1.3. Camera Calibration I

1.3.1. Estimating the Camera Matrix

Our camera model projects a 3D point \(\hv X\) on a 2D retina resulting in point \(\hv x\):

\[\hv x \sim P \hv X\]

Note that mathematically \(\hv x = s P\hv X\) for some non zero scalar \(s\), i.e. the vectors \(\hv x\) and \(P\hv X\) are parallel and therefore (because mathematically these vectors are 3 component vectors we can use the cross product) \(\hv x \times P \hv X=\v 0\).

Using \(\hv p_1\), \(\hv p_2\) and \(\hv p_3\) to denote the 3 row vectors of \(P\) and using \(\hv x = (x\;y\;1)\T\), calculating the cross product leads to:

\[\begin{split}\hv x \times P \hv X = \matvec{c}{ x \hv X\T\hv p_3 - \hv X\T\hv p_1 \\ y \hv X\T\hv p_3 - \hv X\T \hv p_2 \\ x \hv X\T \hv p_2 - y \hv X\T \hv p_1} = \matvec{c}{0\\0\\0}\end{split}\]

Note that the third element in this vector is a linear combination of the first two and thus we can consider the first two elements only. We can rewrite this as:

\[\begin{split}\matvec{ccc}{ \hv X\T & \v 0\T & -x \hv X\T \\ \v 0\T & \hv X\T & -y \hv X\T } \matvec{c}{\hv p_1\\ \hv p_2 \\ \hv p_3} = \matvec{ccc}{ \hv X\T & \v 0\T & -x \hv X\T \\ \v 0\T & \hv X\T & -y \hv X\T }\v p = \matvec{c}{0\\0}\end{split}\]

Note that \(\v p\) stacks the 3 rows of \(P\) on top of eachother forming a 12 component vector.

The above equation is an homogeneous set of equations. It is based on just one pair of point correspondences \((X,Y,Z)\rightarrow(x,y)\). For \(n\) point correspondences we may stack \(2n\) equations on top of eachother:

\[\begin{split}\matvec{ccc}{ \hv X_1\T & \v 0\T & -x_1 \hv X_1\T \\ \v 0\T & \hv X_1\T & -y_1 \hv X_1\T \\ \vdots & \vdots & \vdots \\ \hv X_n\T & \v 0\T & -x_n \hv X_n\T \\ \v 0\T & \hv X_n\T & -y_n \hv X_n\T \\ } \v p = \v 0 \\ A \v p = \v 0\end{split}\]

For 6 point correspondences we can find a non-trivial nulvector \(\v p^\ast\).

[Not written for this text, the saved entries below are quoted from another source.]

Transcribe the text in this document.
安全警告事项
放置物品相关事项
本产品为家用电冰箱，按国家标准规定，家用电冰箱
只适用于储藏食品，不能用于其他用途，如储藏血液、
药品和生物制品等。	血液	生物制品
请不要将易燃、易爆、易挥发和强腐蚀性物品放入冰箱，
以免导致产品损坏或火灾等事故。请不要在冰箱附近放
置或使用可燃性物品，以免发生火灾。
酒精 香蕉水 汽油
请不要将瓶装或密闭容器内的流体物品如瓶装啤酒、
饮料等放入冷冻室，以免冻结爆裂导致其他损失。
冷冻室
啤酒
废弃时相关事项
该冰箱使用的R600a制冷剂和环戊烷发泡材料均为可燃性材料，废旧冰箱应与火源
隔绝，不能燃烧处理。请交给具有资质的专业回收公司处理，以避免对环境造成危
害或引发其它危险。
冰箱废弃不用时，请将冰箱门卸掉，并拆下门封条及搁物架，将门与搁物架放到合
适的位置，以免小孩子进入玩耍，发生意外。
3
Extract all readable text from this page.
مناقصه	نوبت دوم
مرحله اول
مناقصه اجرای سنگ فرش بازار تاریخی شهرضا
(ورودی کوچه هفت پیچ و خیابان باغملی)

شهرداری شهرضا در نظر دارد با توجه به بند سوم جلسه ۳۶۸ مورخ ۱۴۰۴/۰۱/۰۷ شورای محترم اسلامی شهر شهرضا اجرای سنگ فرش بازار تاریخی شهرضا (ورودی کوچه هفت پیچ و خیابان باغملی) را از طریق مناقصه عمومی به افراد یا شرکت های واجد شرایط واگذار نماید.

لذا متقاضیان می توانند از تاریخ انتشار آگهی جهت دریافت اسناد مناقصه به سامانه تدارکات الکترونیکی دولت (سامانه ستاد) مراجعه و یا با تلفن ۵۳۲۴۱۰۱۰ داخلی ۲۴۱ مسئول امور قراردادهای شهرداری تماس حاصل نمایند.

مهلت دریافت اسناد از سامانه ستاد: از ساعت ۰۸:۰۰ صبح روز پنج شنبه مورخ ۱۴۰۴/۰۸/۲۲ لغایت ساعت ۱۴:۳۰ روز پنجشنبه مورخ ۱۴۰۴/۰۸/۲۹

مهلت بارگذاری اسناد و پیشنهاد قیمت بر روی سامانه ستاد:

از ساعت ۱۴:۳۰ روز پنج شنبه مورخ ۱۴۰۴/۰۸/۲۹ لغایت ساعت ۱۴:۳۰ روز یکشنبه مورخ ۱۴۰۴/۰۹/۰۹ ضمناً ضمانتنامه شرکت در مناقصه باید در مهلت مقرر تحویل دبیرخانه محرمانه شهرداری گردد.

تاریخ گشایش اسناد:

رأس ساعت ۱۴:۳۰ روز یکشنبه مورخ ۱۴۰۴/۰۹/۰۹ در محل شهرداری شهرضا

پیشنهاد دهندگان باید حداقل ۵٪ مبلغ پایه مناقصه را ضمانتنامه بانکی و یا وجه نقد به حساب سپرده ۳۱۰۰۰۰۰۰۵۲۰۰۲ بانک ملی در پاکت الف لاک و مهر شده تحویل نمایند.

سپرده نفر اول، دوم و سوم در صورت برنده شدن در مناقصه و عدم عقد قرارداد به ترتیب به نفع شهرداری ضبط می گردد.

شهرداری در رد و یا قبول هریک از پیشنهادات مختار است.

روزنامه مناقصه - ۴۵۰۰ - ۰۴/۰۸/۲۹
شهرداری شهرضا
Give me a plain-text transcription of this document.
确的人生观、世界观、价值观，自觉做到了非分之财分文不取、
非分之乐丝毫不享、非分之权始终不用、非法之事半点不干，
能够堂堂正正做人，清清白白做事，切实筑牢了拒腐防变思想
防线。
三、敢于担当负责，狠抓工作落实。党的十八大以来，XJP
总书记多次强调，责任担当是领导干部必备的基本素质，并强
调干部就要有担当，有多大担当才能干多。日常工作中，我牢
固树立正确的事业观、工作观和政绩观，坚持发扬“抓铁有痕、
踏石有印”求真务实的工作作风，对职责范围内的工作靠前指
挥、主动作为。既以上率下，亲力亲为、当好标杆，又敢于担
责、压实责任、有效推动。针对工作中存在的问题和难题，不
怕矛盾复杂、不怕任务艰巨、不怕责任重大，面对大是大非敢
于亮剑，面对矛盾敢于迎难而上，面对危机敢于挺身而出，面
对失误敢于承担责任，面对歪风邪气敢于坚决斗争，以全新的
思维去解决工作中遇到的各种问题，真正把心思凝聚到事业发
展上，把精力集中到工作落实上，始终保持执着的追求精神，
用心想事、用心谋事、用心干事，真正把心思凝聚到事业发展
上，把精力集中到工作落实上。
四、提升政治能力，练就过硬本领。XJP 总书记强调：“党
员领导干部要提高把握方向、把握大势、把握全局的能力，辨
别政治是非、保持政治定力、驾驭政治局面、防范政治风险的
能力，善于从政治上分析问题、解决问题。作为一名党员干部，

This only works in case there are no measurement errors (and because the 2D points are measured in images there will be noise), in practical situations using more then the minimal number of point correspondences is to be prefered and we search for the vector \(\v p\) that minimizes \(\|A\v p\|\) subject to the constraint that \(\|\v p\|=1\). The ‘SVD-trick’ can be used here.

Given the optimal vector \(\v p\) we can reshape this vector into a \(3\times4\) camera matrix \(P\). Given the calibrated camera matrix we may take each model 3D point \((X_i,Y_i,Z_i)\) and project it on the camera plane and obtain \((a_i, b_i)\) when we compare this ‘reprojected’ point \((a_i,b_i)\) with the ‘true’ projected point \((x_i,y_i)\) we expect that the reprojection distance \(d_i=\sqrt{(x_i-a_i)^2 + (y_i-b_i)^2}\) to be small.

This however we can only hope for: finding the camera matrix \(P\) by minimizing \(\|A\v p\|\) subject to \(\|\v p\|\) does not guarantee that the sum of square reprojections distances is minimal. However minimizing the sum of square reprojection errors is a difficult (and computationally complex) non linear optimization problem that can only be approximately solved. For this we refer to the literature.